La belva grattò via la spada dal terreno, avvicinandola per sbaglio al mercante, che la afferrò, scattante, e parando il colpo successivo, con una cascata di scintille arancioni. La grotta iniziò a colorarsi di lampi gialli, arancioni, rossi, provocati dal contatto degli artigli con le rifiniture della lama, giocando con spettacolari effetti ottici  simili a fuochi d’artificio. Schivò a destra e alzò l’arma verso la mascella inferiore del mostro, distruggendogli un qualche osso lì presente.
Fece roteare la lama e colpì nuovamente, ma con più dose di forza, frantumandogli direttamente tutta la mascella, che si staccò come nei cartoni animati, mentre un geyser di sangue si liberò dalla bocca della belva.

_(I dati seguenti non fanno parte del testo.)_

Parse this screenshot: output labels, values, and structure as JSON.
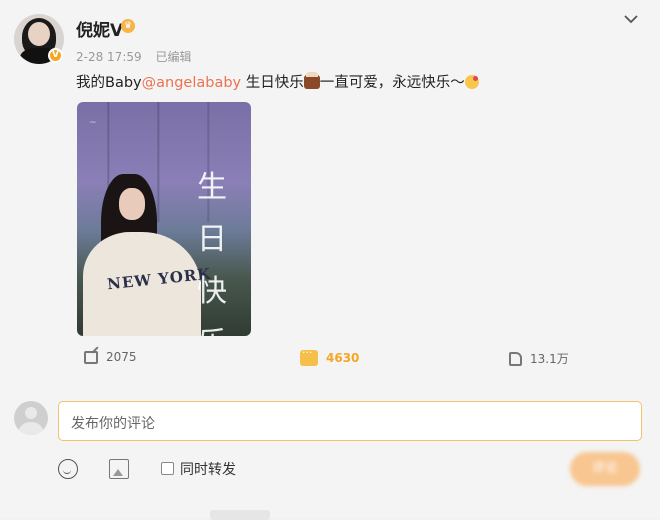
{
  "post": {
    "username": "倪妮V",
    "date": "2-28 17:59",
    "edited": "已编辑",
    "text_prefix": "我的Baby",
    "mention": "@angelababy",
    "text_mid": " 生日快乐",
    "text_mid2": "一直可爱，永远快乐～",
    "image_script_text": "生日快乐",
    "image_print_text": "NEW YORK"
  },
  "actions": {
    "shares": "2075",
    "comments": "4630",
    "likes": "13.1万"
  },
  "comment_box": {
    "placeholder": "发布你的评论",
    "forward_label": "同时转发",
    "submit_label": "评论"
  },
  "icons": {
    "expand": "chevron-down-icon",
    "verified": "verified-badge-icon",
    "crown": "crown-icon",
    "share": "share-icon",
    "comment": "comment-icon",
    "like": "like-icon",
    "emoji": "smile-icon",
    "image": "image-icon"
  },
  "colors": {
    "mention": "#eb7350",
    "accent": "#f5a623",
    "input_border": "#f1c270"
  }
}
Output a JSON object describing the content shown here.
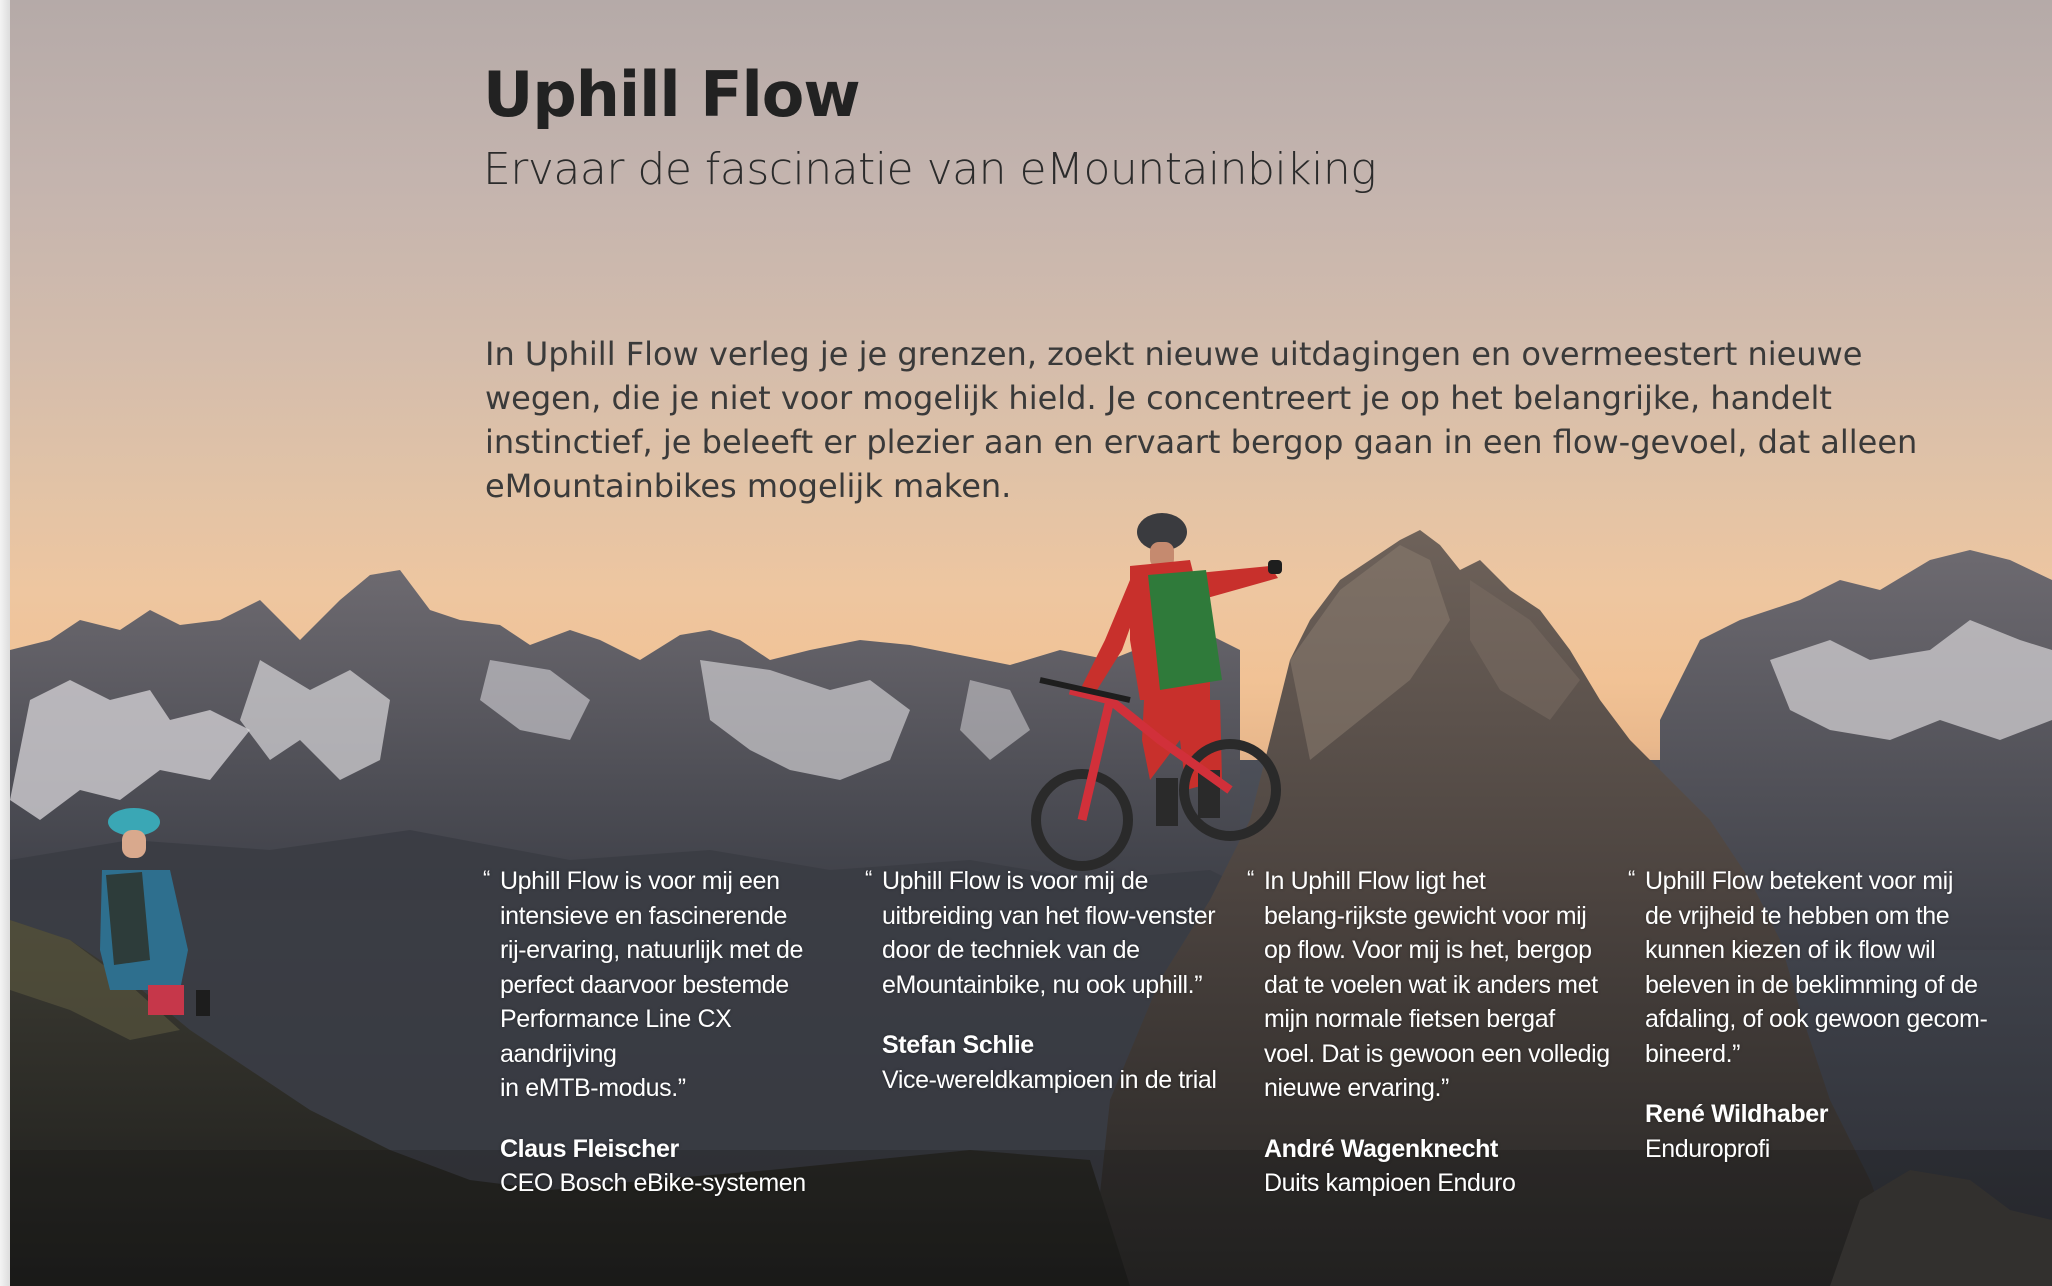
{
  "header": {
    "title": "Uphill Flow",
    "subtitle": "Ervaar de fascinatie van eMountainbiking"
  },
  "intro": "In Uphill Flow verleg je je grenzen, zoekt nieuwe uitdagingen en overmeestert nieuwe wegen, die je niet voor mogelijk hield. Je concentreert je op het belangrijke, handelt instinctief, je beleeft er plezier aan en ervaart bergop gaan in een flow-gevoel, dat alleen eMountainbikes mogelijk maken.",
  "quotes": [
    {
      "mark": "“",
      "text": "Uphill Flow is voor mij een\nintensieve en fascinerende\nrij-ervaring, natuurlijk met de\nperfect daarvoor bestemde\nPerformance Line CX aandrijving\nin eMTB-modus.”",
      "name": "Claus Fleischer",
      "role": "CEO Bosch eBike-systemen"
    },
    {
      "mark": "“",
      "text": "Uphill Flow is voor mij de\nuitbreiding van het flow-venster\ndoor de techniek van de\neMountainbike, nu ook uphill.”",
      "name": "Stefan Schlie",
      "role": "Vice-wereldkampioen in de trial"
    },
    {
      "mark": "“",
      "text": "In Uphill Flow ligt het\nbelang-rijkste gewicht voor mij\nop flow. Voor mij is het, bergop\ndat te voelen wat ik anders met\nmijn normale fietsen bergaf\nvoel. Dat is gewoon een volledig\nnieuwe ervaring.”",
      "name": "André Wagenknecht",
      "role": "Duits kampioen Enduro"
    },
    {
      "mark": "“",
      "text": "Uphill Flow betekent voor mij\nde vrijheid te hebben om the\nkunnen kiezen of ik flow wil\nbeleven in de beklimming of de\nafdaling, of ook gewoon gecom-\nbineerd.”",
      "name": "René Wildhaber",
      "role": "Enduroprofi"
    }
  ],
  "colors": {
    "title": "#222222",
    "body_text": "#3a3a3a",
    "quote_text": "#ffffff",
    "sky_top": "#b5aaa8",
    "sky_glow": "#f1c295"
  }
}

E dal quel giorno si esercitò per anni con suo padre, che continuava a incitarlo: “Colpisci! Colpisci ancora!”

Il sangue esplodeva come bombe rosse contro il corpo di Gvar, che era stato assalito da una furia omicida e adrenalina, tanto da farlo continuare a colpire come un titano, mentre il muso della belva si sbriciolava davanti ai suoi occhi mortali. Il suo spirito si era infiammato e sapeva che niente poteva fermarlo.
Allungò le braccia a destra e corse lungo il corpo del mostro, mentre la lama gli squarciava tutti i tessuti, liberando organi ancora pulsanti.
Un ultimo ululato e poi il mostro cadde come una foglia secca.
Ora, Gvar, poteva prendere ciò che gli serviva, mentre il dragone infuocato che si era acceso dentro di lui si spegneva lentamente, lasciando la possibilità al suo corpo di rilassarsi.